First home visit? Read this first!

What is my gut telling me?

When doing a home visit it is important to use all your senses, including your ‘sixth sense’, your intuition. To use your intuition remember the concept of permanence, what can be discussed and changed and what is just absent. Often what you see is not as important as what you hear. For example, a house might be a bomb site but what questions are they asking? Are they talking about a family holiday that they will take the dog on? Asking you about the best vets or tick treatment?

A gut test fail doesn’t mean the applicant is automatically binned (though sometimes it does), it usually means that someone else will be in touch to have a second/ targeted conversation with the applicant as we all respond differently to different people.


The questions below are intended to help guide and challenge your thinking about a visit to understand a feeling of comfort or unease with the applicant.
• Would it make me sad to leave my dog here? Explore: Would the hound be part of activities or left in the yard? Are they focused on what would make the dog happy?
• Do I believe these people will love my hound? Explore: Are they excited about the hound? Have they started making plans about what life will be like, the activities they will do with the new hound? Have they told friends and family about getting a hound?
• Will these people make changes for my hound’s comfort? Explore: Do they ‘tell’ me things rather than listen and ask? Do they talk about ‘dogs’ or ‘greyhounds’ – e.g. as a very simplified example, ‘dogs like to be outside’…rather than ‘do greyhounds like to be outside?’
• Am I happy to go home and write this visit up or do I still have questions or unease? Am I relaxed leaving the house or tense or uneasy?
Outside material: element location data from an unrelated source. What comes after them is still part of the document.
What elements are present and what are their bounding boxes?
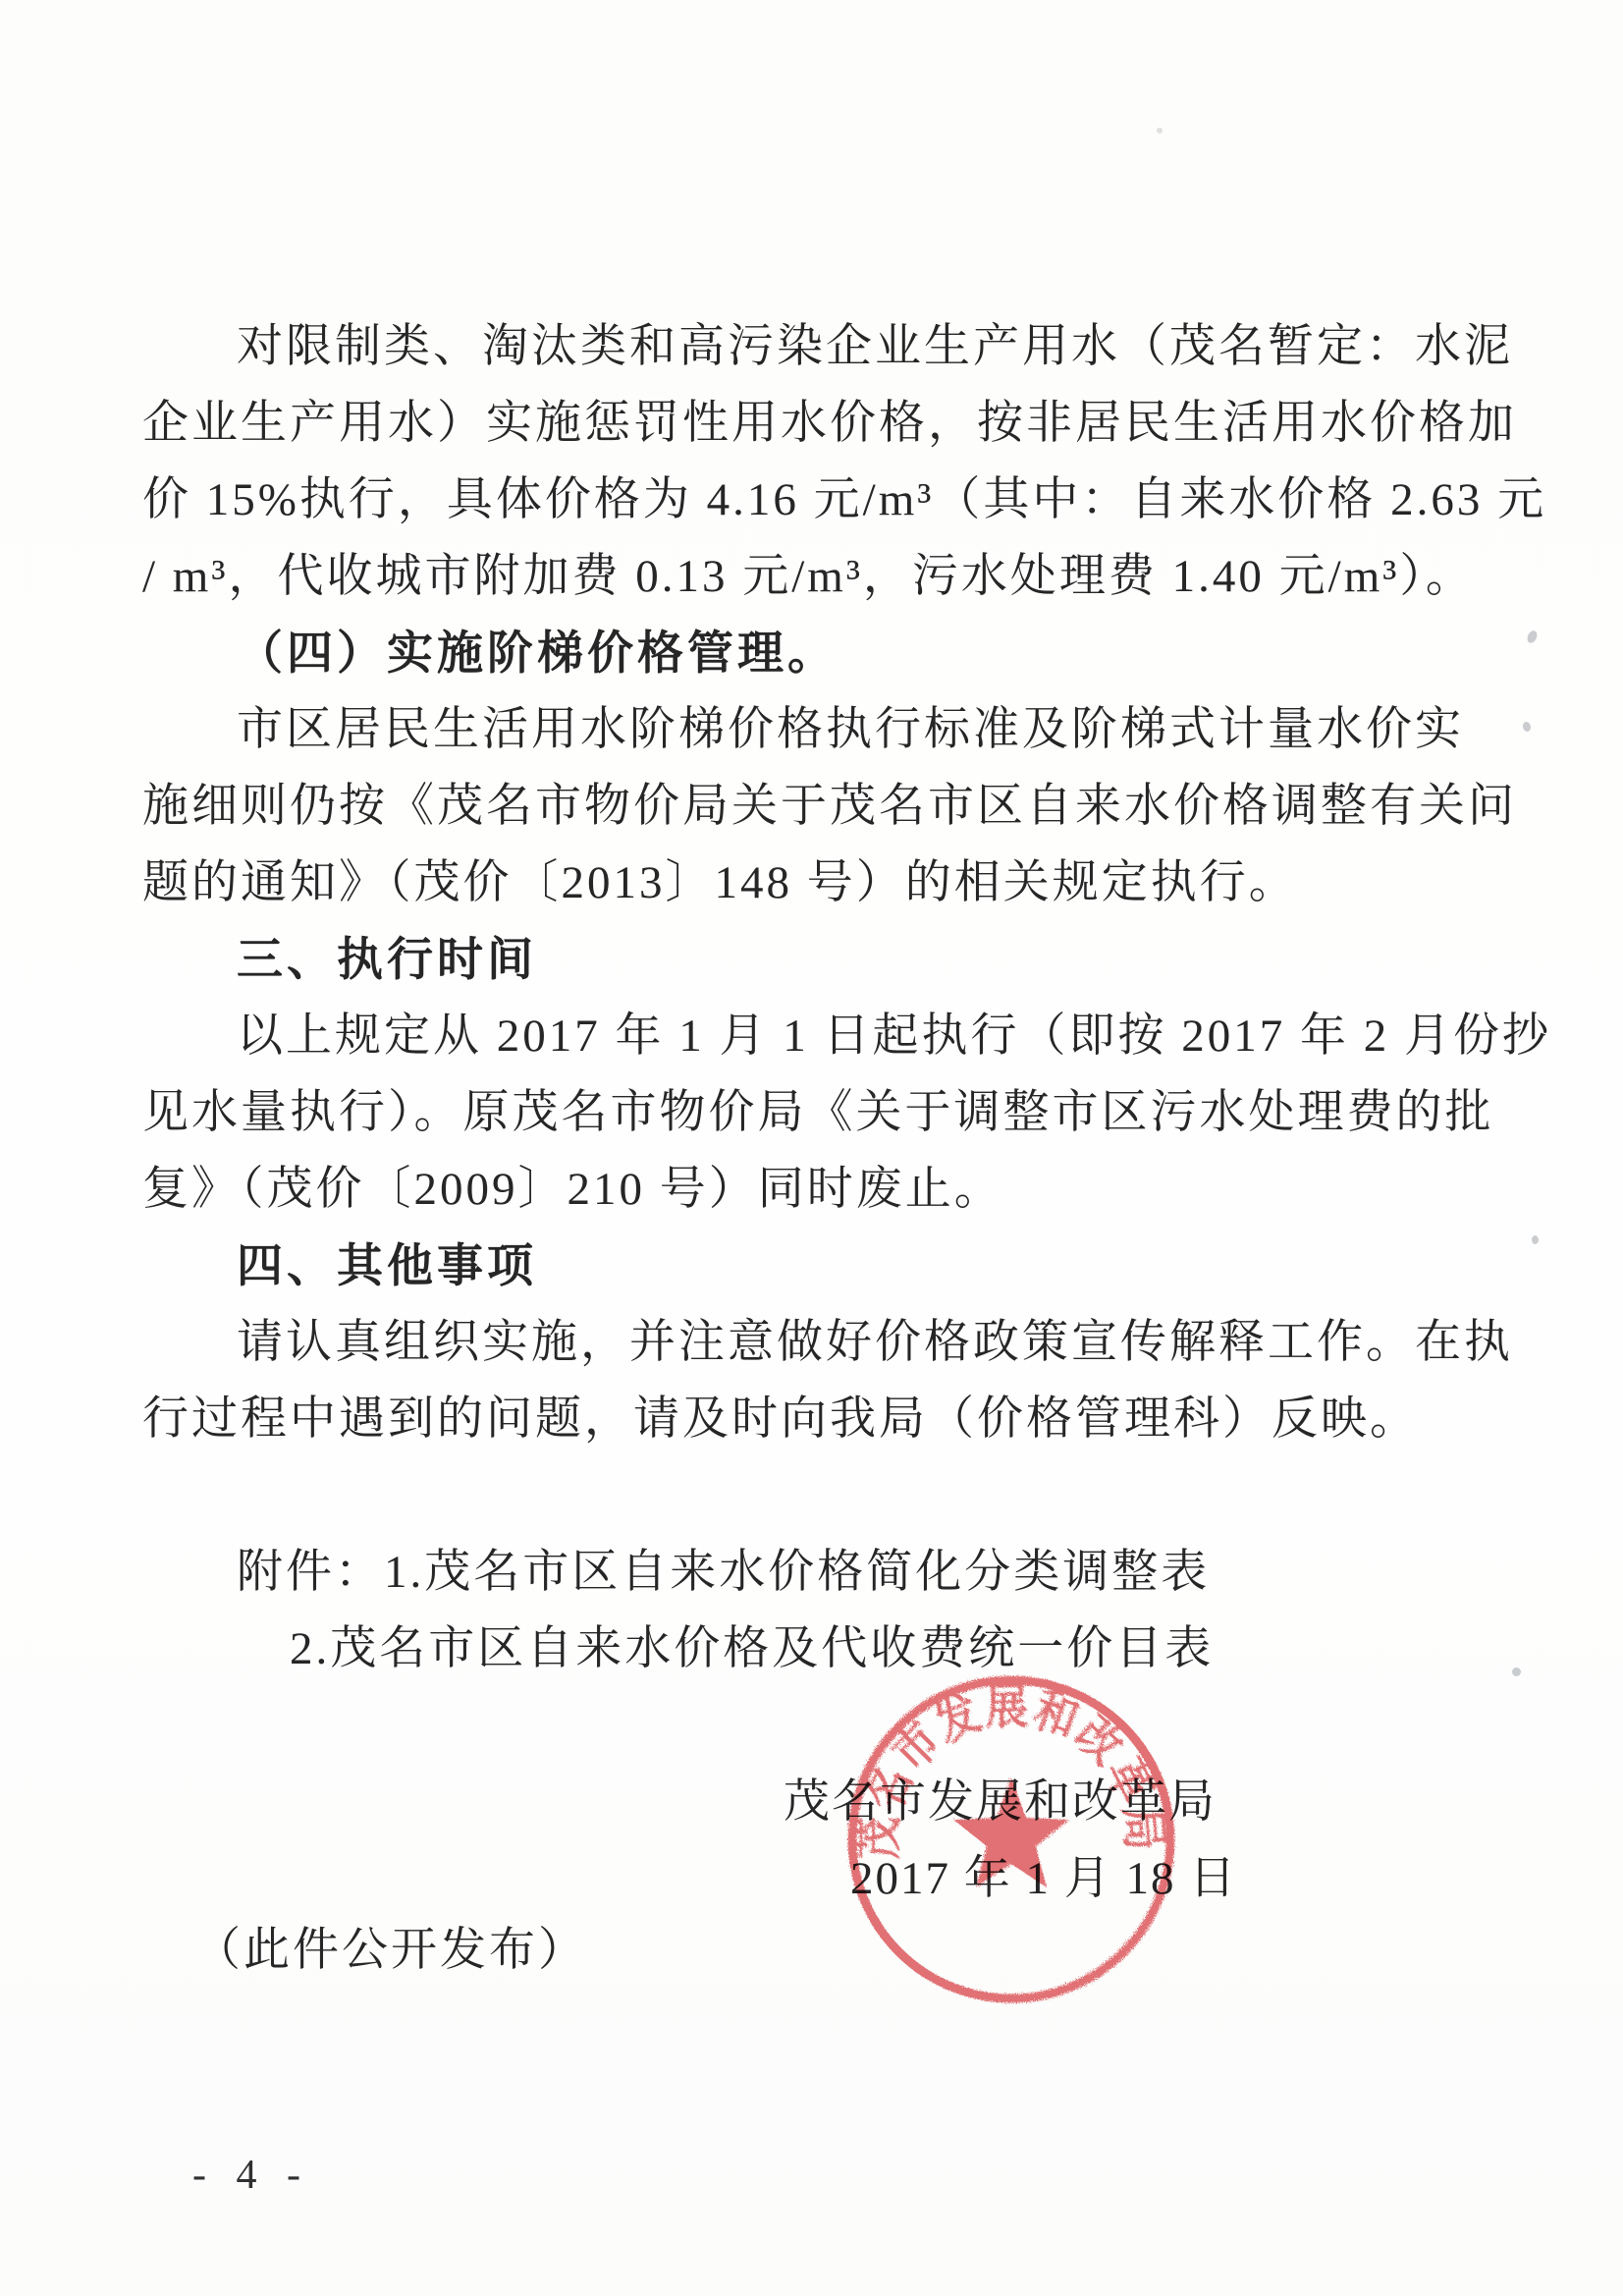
body-line: 市区居民生活用水阶梯价格执行标准及阶梯式计量水价实: [142, 691, 1443, 768]
body-line: 以上规定从 2017 年 1 月 1 日起执行（即按 2017 年 2 月份抄: [142, 998, 1443, 1074]
body-line: 请认真组织实施，并注意做好价格政策宣传解释工作。在执: [142, 1304, 1443, 1381]
seal-ring: [852, 1680, 1170, 1998]
body-line: 复》（茂价〔2009〕210 号）同时废止。: [142, 1151, 1443, 1228]
publish-note: （此件公开发布）: [194, 1925, 587, 1976]
body-line: 施细则仍按《茂名市物价局关于茂名市区自来水价格调整有关问: [142, 768, 1443, 845]
issue-date: 2017 年 1 月 18 日: [850, 1854, 1237, 1903]
scan-speck: [1522, 721, 1532, 733]
issuer-name: 茂名市发展和改革局: [784, 1777, 1217, 1827]
scan-speck: [1157, 128, 1163, 134]
scan-speck: [1512, 1667, 1521, 1676]
section-heading-4: （四）实施阶梯价格管理。: [142, 615, 1443, 691]
body-line: / m³，代收城市附加费 0.13 元/m³，污水处理费 1.40 元/m³）。: [142, 538, 1443, 615]
scan-speck: [1526, 629, 1540, 645]
body-line: 题的通知》（茂价〔2013〕148 号）的相关规定执行。: [142, 845, 1443, 921]
body-line: 见水量执行）。原茂名市物价局《关于调整市区污水处理费的批: [142, 1074, 1443, 1151]
section-heading-3: 三、执行时间: [142, 921, 1443, 998]
attachments-line-1: 附件：1.茂名市区自来水价格简化分类调整表: [142, 1534, 1443, 1611]
body-line: 企业生产用水）实施惩罚性用水价格，按非居民生活用水价格加: [142, 385, 1443, 462]
body-line: 行过程中遇到的问题，请及时向我局（价格管理科）反映。: [142, 1381, 1443, 1457]
seal-arc-text: 茂名市发展和改革局: [851, 1678, 1173, 1859]
attachments-line-2: 2.茂名市区自来水价格及代收费统一价目表: [142, 1611, 1443, 1687]
page-number: - 4 -: [192, 2153, 310, 2198]
document-body: 对限制类、淘汰类和高污染企业生产用水（茂名暂定：水泥 企业生产用水）实施惩罚性用…: [142, 308, 1443, 1687]
scanned-document-page: 对限制类、淘汰类和高污染企业生产用水（茂名暂定：水泥 企业生产用水）实施惩罚性用…: [0, 0, 1623, 2296]
body-line: 价 15%执行，具体价格为 4.16 元/m³（其中：自来水价格 2.63 元: [142, 462, 1443, 538]
section-heading-other: 四、其他事项: [142, 1228, 1443, 1304]
body-line: 对限制类、淘汰类和高污染企业生产用水（茂名暂定：水泥: [142, 308, 1443, 385]
scan-speck: [1532, 1235, 1539, 1244]
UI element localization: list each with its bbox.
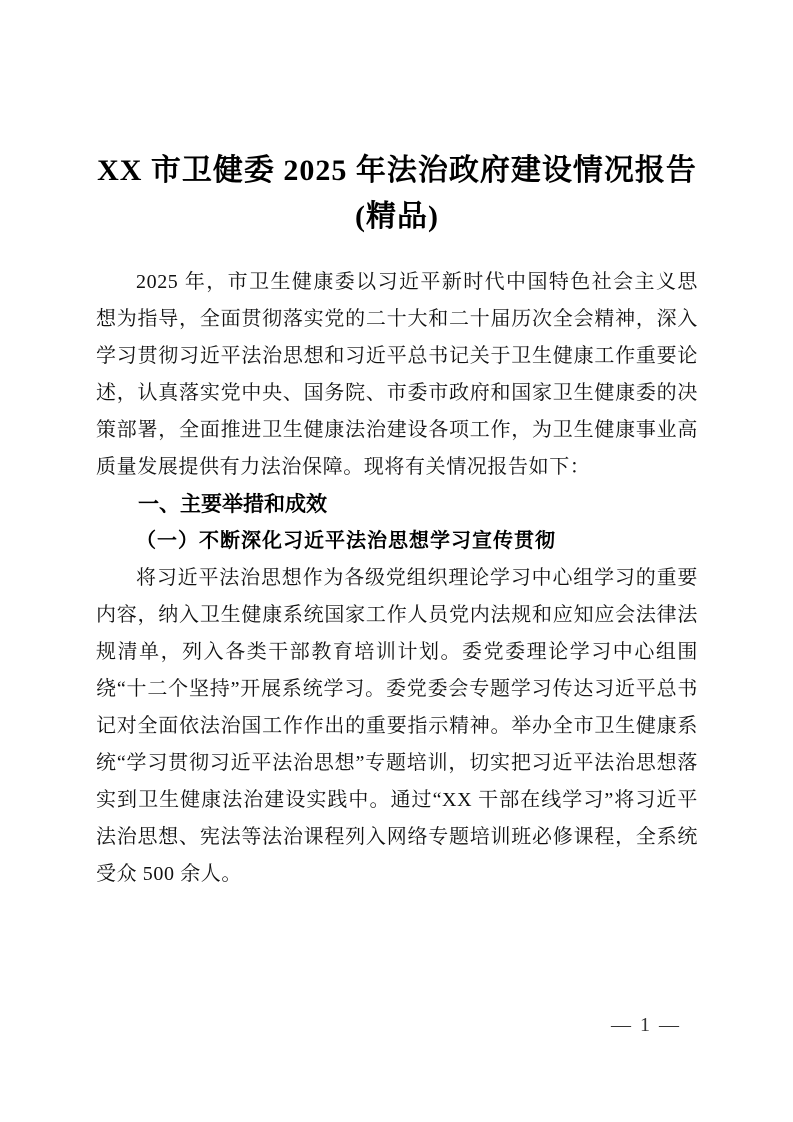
- page-number: — 1 —: [611, 1012, 681, 1038]
- document-content: XX 市卫健委 2025 年法治政府建设情况报告 (精品) 2025 年，市卫生…: [96, 148, 698, 893]
- intro-paragraph: 2025 年，市卫生健康委以习近平新时代中国特色社会主义思想为指导，全面贯彻落实…: [96, 264, 698, 486]
- subsection-heading-xi-jinping-rule-of-law: （一）不断深化习近平法治思想学习宣传贯彻: [96, 523, 698, 560]
- document-page: XX 市卫健委 2025 年法治政府建设情况报告 (精品) 2025 年，市卫生…: [0, 0, 793, 1122]
- document-title: XX 市卫健委 2025 年法治政府建设情况报告 (精品): [96, 148, 698, 240]
- document-title-line-2: (精品): [96, 194, 698, 240]
- document-title-line-1: XX 市卫健委 2025 年法治政府建设情况报告: [96, 148, 698, 194]
- body-paragraph-study-implementation: 将习近平法治思想作为各级党组织理论学习中心组学习的重要内容，纳入卫生健康系统国家…: [96, 560, 698, 893]
- section-heading-main-measures: 一、主要举措和成效: [96, 486, 698, 523]
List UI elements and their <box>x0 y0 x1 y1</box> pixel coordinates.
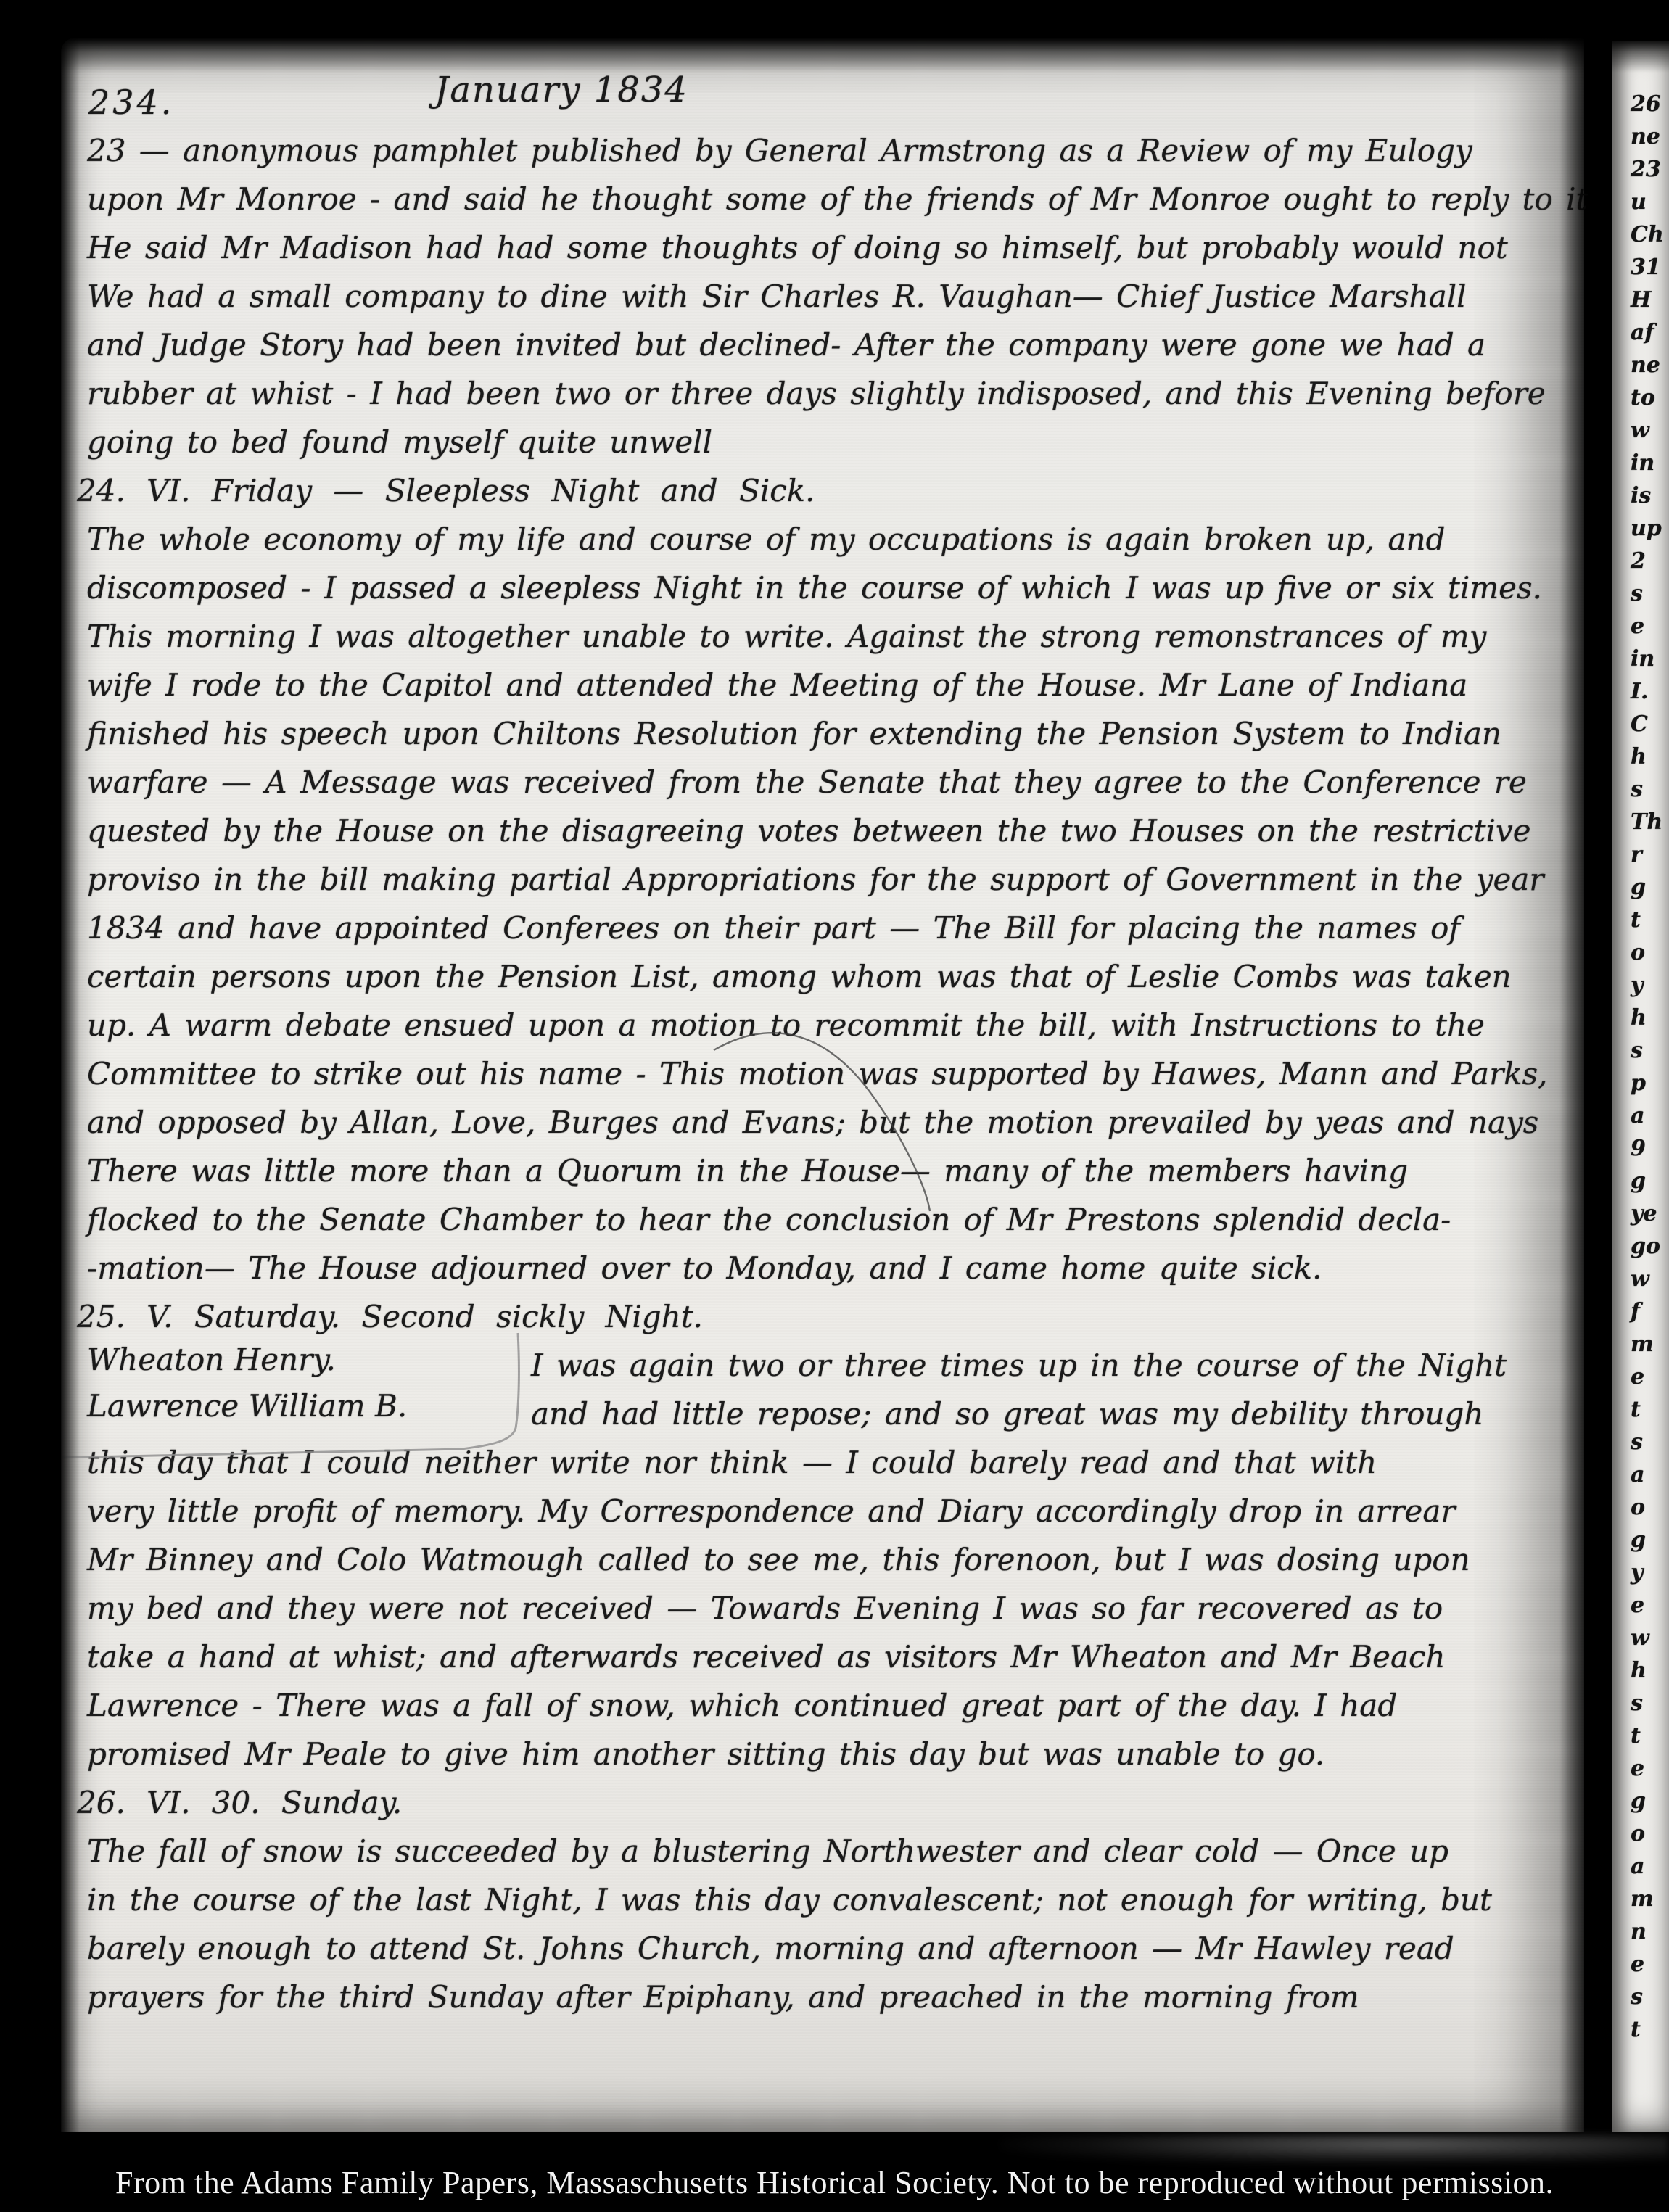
facing-page-fragment: f <box>1631 1299 1640 1324</box>
diary-line: We had a small company to dine with Sir … <box>61 272 1584 321</box>
section-heading: 25. V. Saturday. Second sickly Night. <box>61 1292 1584 1341</box>
facing-page-fragment: h <box>1631 1658 1647 1683</box>
diary-line: barely enough to attend St. Johns Church… <box>61 1924 1584 1973</box>
facing-page-fragment: s <box>1631 1429 1643 1455</box>
diary-line: proviso in the bill making partial Appro… <box>61 855 1584 904</box>
facing-page-fragment: o <box>1631 940 1645 965</box>
diary-line: this day that I could neither write nor … <box>61 1438 1584 1487</box>
facing-page-fragment: 31 <box>1631 255 1661 280</box>
section-heading: 26. VI. 30. Sunday. <box>61 1778 1584 1827</box>
diary-line: He said Mr Madison had had some thoughts… <box>61 223 1584 272</box>
facing-page-fragment: H <box>1631 287 1651 313</box>
facing-page-fragment: g <box>1631 1527 1646 1553</box>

For homes with children: Are the children listening to the parents instructions? Is the house one large crèche i.e. the child controls all spaces?

One house checker spoke about using a rating scale of 10, each time she saw, heard or felt something ‘out of place’ a point was deducted, a score of less than 5 failed on the ‘gut test’.


These are also things to note, some most can be resolved with discussion. 
• Absence of a toilet plan – may indicate little thought has been given to the reality of owning a hound.
• Show home – may indicate that a messy dog or toilet accident could be an issue.
• Don’t want an ‘aggressive’ (sub also black, old) dog, may indicate unrealistic expectations and poor knowledge of dog behaviour.
• Protective parent of companion animal, may indicate that dog will not be treated equal – e.g. dog outside and cat inside.